Sasaki Osamu, Nakahama Hajime, Nakamura Satoko, Yoshihara Fumiki, Inenaga Takashi, Yoshii Masayoshi, Kohno Shigeru, Kawano Yuhei
Division of Hypertension and Nephrology, National Cardiovascular Center, Fujishirodai 5-7-1, Suita 565-8565, Osaka, Japan.
Nephrol Dial Transplant. 2005 Feb;20(2):377-81. doi: 10.1093/ndt/gfh614. Epub 2004 Dec 23.
Since the predictive value of orthostatic hypotension (OH) at the introductory phase of haemodialysis (HD) is unknown, we examined the association between OH and all-cause death in patients who started HD between 1987 and 2001.
More than three consecutive blood pressure measurements before HD treatments (pre-HD BP) were made on each of 304 patients who had recently been started on HD and were in a stable condition. OH was defined as a drop in systolic BP of >20 mmHg or in diastolic BP of >10 mmHg after standing.
Of 304 patients, 42% had OH. OH was significantly associated with pre-HD supine systolic BP; its severity was significantly associated with a past history of cerebrovascular disease and pre-HD supine systolic BP. During a mean follow-up of 4.0+/-3.0 years (range 0.1-13.2 years), 136 deaths were recorded. A multivariate Cox proportional hazards model analysis demonstrated that OH and a past history of cerebrovascular disease were independent predictors of all-cause death. The comparison by Kaplan-Meier analysis of the overall survival of patients with and without OH was significant.

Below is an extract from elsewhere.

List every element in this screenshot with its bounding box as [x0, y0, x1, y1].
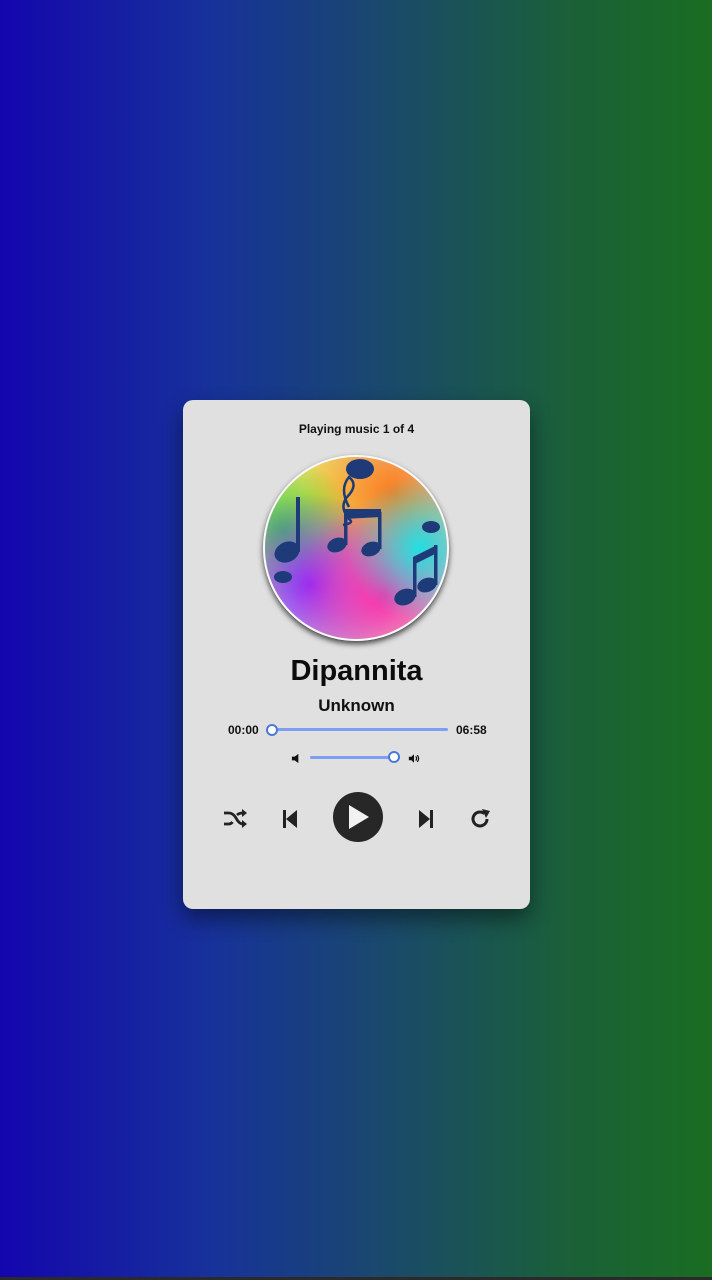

Our findings validate OH at the introductory phase of HD as a novel independent predictor of all-cause mortality among HD patients.
由于血液透析(HD)起始阶段直立性低血压(OH)的预测价值尚不清楚,我们研究了1987年至2001年间开始进行HD治疗的患者中OH与全因死亡之间的关联。
对304例近期开始HD治疗且病情稳定的患者,在每次HD治疗前连续测量三次以上血压(HD治疗前血压)。OH定义为站立后收缩压下降>20 mmHg或舒张压下降>10 mmHg。
304例患者中,42%有OH。OH与HD治疗前仰卧位收缩压显著相关;其严重程度与脑血管疾病病史和HD治疗前仰卧位收缩压显著相关。在平均4.0±3.0年(范围0.1 - 13.2年)的随访期间,记录到136例死亡。多变量Cox比例风险模型分析表明,OH和脑血管疾病病史是全因死亡的独立预测因素。通过Kaplan-Meier分析比较有OH和无OH患者的总生存率,差异有统计学意义。
我们的研究结果证实HD起始阶段的OH是HD患者全因死亡率的一种新的独立预测因素。